The kids are pretty chilled about the big move now. What had been worrying them most was the fact that their classes would be split and mixed with the equivalent year group from their sister school, which is also moving to the new site. Once they’d found out which of their friends would be in their new classes, and which teachers they’d be having, they seemed reassured and, apart from grumbling about the whole seven minutes longer it’ll take us to walk, haven’t really mentioned the move since.

There are so many positive things about this move. The new building will be amazing, compared to the current tiny, overcrowded site. There’ll be all sorts of opportunities for the kids – my biggest boy is excited that he might be able to take drumming lessons which would have been an absolute no-go where they are now, because there wasn’t any room for a drum kit, and certainly nowhere that it could go without being heard in every single classroom! The school dinners will be prepared on site rather than shipped in; the kids won’t have to be bussed elsewhere for sports; there’ll be a breakfast club and after school activities on site. Best of all for us, there’ll be a new nursery unit which my littlest boy will be going to in the mornings – in practical terms alone that makes our mornings a lot easier.

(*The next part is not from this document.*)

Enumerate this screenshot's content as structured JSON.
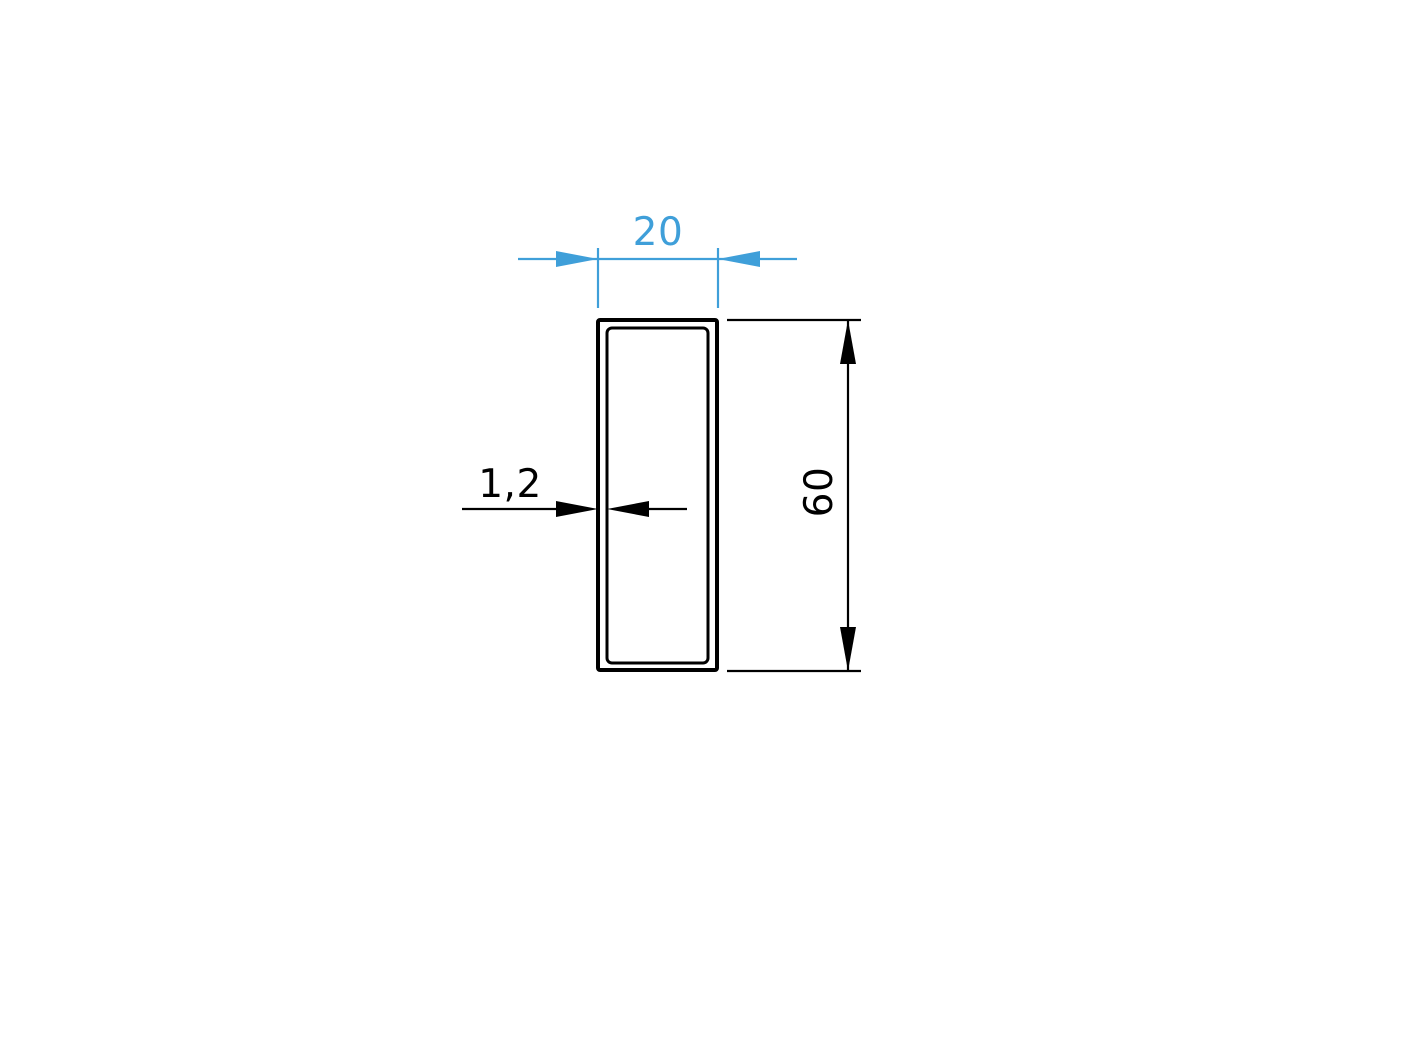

All this good stuff, and yet I can’t help feeling really, really sad about the change, because despite all the new facilities and opportunities, I feel like much of the stuff that I value as a parent will be disappearing.

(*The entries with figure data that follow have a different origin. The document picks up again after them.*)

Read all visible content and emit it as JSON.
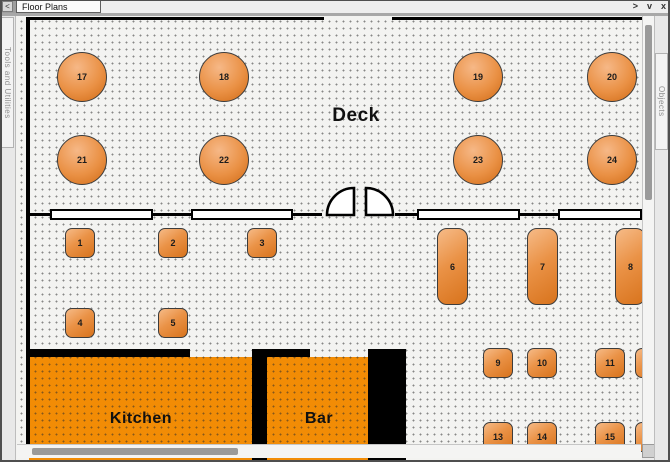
{
  "window": {
    "back_button": "<",
    "tab_label": "Floor Plans",
    "left_panel_label": "Tools and Utilities",
    "right_panel_label": "Objects",
    "controls": {
      "expand": ">",
      "collapse": "v",
      "close": "x"
    }
  },
  "plan": {
    "room_labels": {
      "deck": "Deck",
      "kitchen": "Kitchen",
      "bar": "Bar"
    },
    "tables": {
      "round": [
        "17",
        "18",
        "19",
        "20",
        "21",
        "22",
        "23",
        "24"
      ],
      "square": [
        "1",
        "2",
        "3",
        "4",
        "5"
      ],
      "rect": [
        "6",
        "7",
        "8"
      ],
      "small_top": [
        "9",
        "10",
        "11"
      ],
      "small_bottom": [
        "13",
        "14",
        "15"
      ]
    },
    "colors": {
      "table_light": "#f6b887",
      "table_dark": "#d06a15",
      "room_fill": "#f28c05",
      "wall": "#000000",
      "canvas_bg": "#f3f3f1"
    }
  }
}
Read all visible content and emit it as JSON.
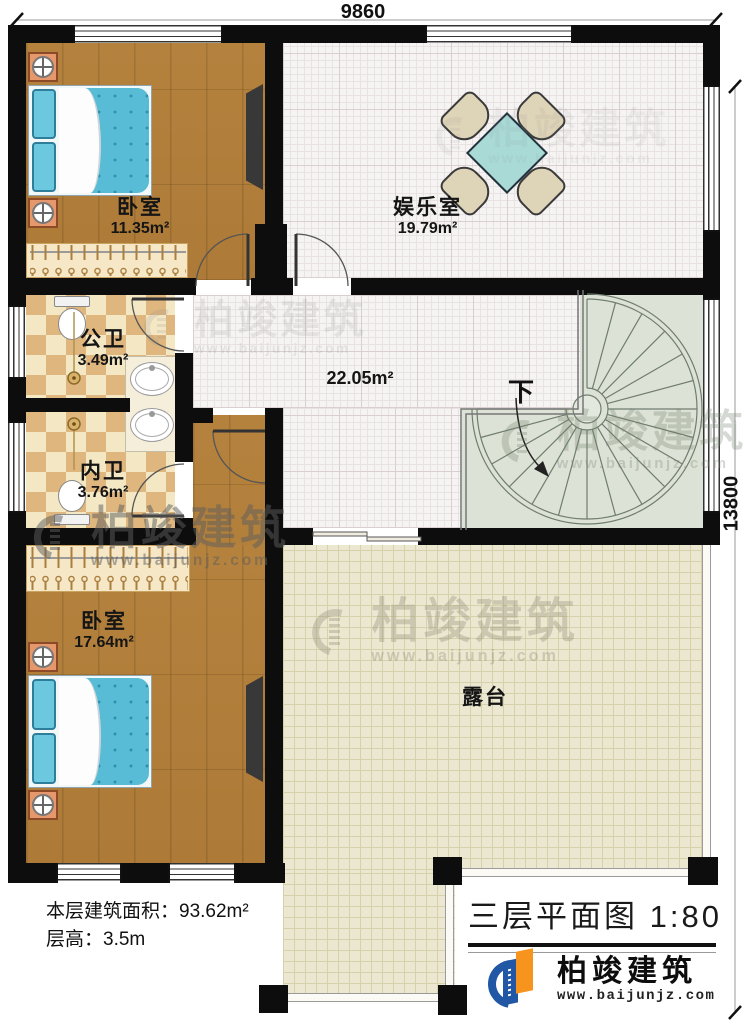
{
  "plan": {
    "dimension_top": "9860",
    "dimension_right": "13800",
    "rooms": {
      "bedroom_top": {
        "name": "卧室",
        "area": "11.35m²"
      },
      "entertainment": {
        "name": "娱乐室",
        "area": "19.79m²"
      },
      "public_bath": {
        "name": "公卫",
        "area": "3.49m²"
      },
      "private_bath": {
        "name": "内卫",
        "area": "3.76m²"
      },
      "bedroom_bottom": {
        "name": "卧室",
        "area": "17.64m²"
      },
      "hall": {
        "area": "22.05m²"
      },
      "terrace": {
        "name": "露台"
      },
      "stair": {
        "direction_label": "下"
      }
    }
  },
  "footer": {
    "building_area": "本层建筑面积：93.62m²",
    "floor_height": "层高：3.5m"
  },
  "title_block": {
    "title": "三层平面图",
    "scale": "1:80"
  },
  "brand": {
    "name": "柏竣建筑",
    "website": "www.baijunjz.com"
  },
  "watermark": {
    "name": "柏竣建筑",
    "website": "www.baijunjz.com"
  },
  "colors": {
    "wall": "#0d0d0d",
    "wood_floor": "#b5823e",
    "bath_tile": "#deb67e",
    "terrace_floor": "#ebe7d1",
    "stair_floor": "#dde2d7",
    "bed_blue": "#58bcd6",
    "brand_blue": "#2257a5",
    "brand_orange": "#f7941d"
  }
}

Mostly, it’s to do with size. I love the fact that the school is one form entry. It means all the kids know each other, all the teachers know all the kids, and it’s easy to find and get to know the parents of the kids’ friends. Everyone congregates on the tiny yard before and after school, where we can catch up, arrange playdates, find out all the stuff our own kids don’t tell us, and also speak to the class teachers informally and easily. At the end of the day it’s not unusual to see kids still playing on the yard while their parents gossip, even half an hour or so after school has finished. This feels to me like a primary school should be – a sort of small, safe stepping stone to the big wide world.

The new school will be a different story completely – with a three form entry, it’s billed to be the biggest primary school in Wales. The logistics of such a large school dictate a very different beginning and end to the school day – we’ll be dropping our kids off at one of three gates (according to their age) rather than all in one place; though there is a lovely playground, it’s not clear whether parents and younger kids will have access to it after school or whether we’ll be encouraged to simply pick up and leave; and also I imagine it is going to be much more difficult to touch base with teachers informally. It just feels as if the small, family atmosphere, that admittedly can be a bit stifling at times but is generally, I think, A Good Thing for a primary school, will be extremely hard to replicate at the new site.

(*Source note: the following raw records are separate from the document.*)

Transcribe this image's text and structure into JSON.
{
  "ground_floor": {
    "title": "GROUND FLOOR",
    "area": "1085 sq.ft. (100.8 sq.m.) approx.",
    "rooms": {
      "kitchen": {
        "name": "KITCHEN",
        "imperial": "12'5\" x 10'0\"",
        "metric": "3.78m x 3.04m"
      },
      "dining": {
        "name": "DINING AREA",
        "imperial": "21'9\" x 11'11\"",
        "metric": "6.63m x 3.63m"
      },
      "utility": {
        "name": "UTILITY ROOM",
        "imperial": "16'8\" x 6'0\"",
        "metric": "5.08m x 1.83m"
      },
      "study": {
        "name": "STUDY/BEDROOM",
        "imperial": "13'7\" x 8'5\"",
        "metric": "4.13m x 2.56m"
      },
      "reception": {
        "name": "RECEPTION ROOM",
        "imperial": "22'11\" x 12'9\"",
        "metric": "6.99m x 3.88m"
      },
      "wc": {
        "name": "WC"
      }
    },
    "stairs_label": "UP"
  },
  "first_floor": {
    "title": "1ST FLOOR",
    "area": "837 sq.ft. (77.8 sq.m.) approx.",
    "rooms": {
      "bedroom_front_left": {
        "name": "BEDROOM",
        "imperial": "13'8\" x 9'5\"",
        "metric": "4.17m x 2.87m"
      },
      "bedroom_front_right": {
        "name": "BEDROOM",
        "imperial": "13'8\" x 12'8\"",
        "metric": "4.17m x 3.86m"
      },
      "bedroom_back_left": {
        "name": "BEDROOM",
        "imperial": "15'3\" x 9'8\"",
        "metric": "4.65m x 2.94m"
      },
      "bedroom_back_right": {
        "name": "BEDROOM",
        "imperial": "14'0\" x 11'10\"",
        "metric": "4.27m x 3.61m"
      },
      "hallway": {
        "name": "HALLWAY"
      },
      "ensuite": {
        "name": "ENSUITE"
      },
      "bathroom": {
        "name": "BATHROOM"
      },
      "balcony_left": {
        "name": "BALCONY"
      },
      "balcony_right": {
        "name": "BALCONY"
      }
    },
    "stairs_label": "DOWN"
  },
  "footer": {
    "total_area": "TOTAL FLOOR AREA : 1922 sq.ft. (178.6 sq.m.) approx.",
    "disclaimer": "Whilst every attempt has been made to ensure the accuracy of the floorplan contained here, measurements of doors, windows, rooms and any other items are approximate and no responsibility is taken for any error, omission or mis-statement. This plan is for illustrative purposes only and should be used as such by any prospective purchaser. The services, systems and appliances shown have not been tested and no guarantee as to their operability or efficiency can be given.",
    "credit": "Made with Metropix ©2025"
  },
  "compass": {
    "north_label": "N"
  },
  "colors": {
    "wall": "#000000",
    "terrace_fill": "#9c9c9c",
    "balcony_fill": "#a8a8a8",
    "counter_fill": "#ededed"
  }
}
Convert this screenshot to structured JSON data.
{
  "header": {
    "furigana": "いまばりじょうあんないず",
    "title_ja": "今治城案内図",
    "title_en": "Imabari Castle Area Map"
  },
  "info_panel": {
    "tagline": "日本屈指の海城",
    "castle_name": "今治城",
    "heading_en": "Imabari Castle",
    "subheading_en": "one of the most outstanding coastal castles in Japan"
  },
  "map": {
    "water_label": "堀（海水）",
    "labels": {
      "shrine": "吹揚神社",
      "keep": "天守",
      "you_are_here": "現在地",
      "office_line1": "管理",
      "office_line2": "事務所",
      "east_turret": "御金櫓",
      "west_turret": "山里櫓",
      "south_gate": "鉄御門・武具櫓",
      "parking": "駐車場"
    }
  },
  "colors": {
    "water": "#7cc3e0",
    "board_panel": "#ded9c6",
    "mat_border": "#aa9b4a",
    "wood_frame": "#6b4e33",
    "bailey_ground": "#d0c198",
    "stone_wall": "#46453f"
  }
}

I am sure that tomorrow I will wake up feeling less melancholy about all this. And I do have to keep reminding myself that none of these things which are bothering me are worrying the kids in the slightest. It’s just going to be a new way of doing things, that’ll take a bit of getting used to. I guess, as a community of parents, we can simply regroup in a different way – we might need to be a bit more creative (monthly pub night, anyone?) And I am sure there are advantages to being in a large school that aren’t yet apparent. It’s just that right now, at this very moment, I am not 100% sure that bigger will necessarily be better.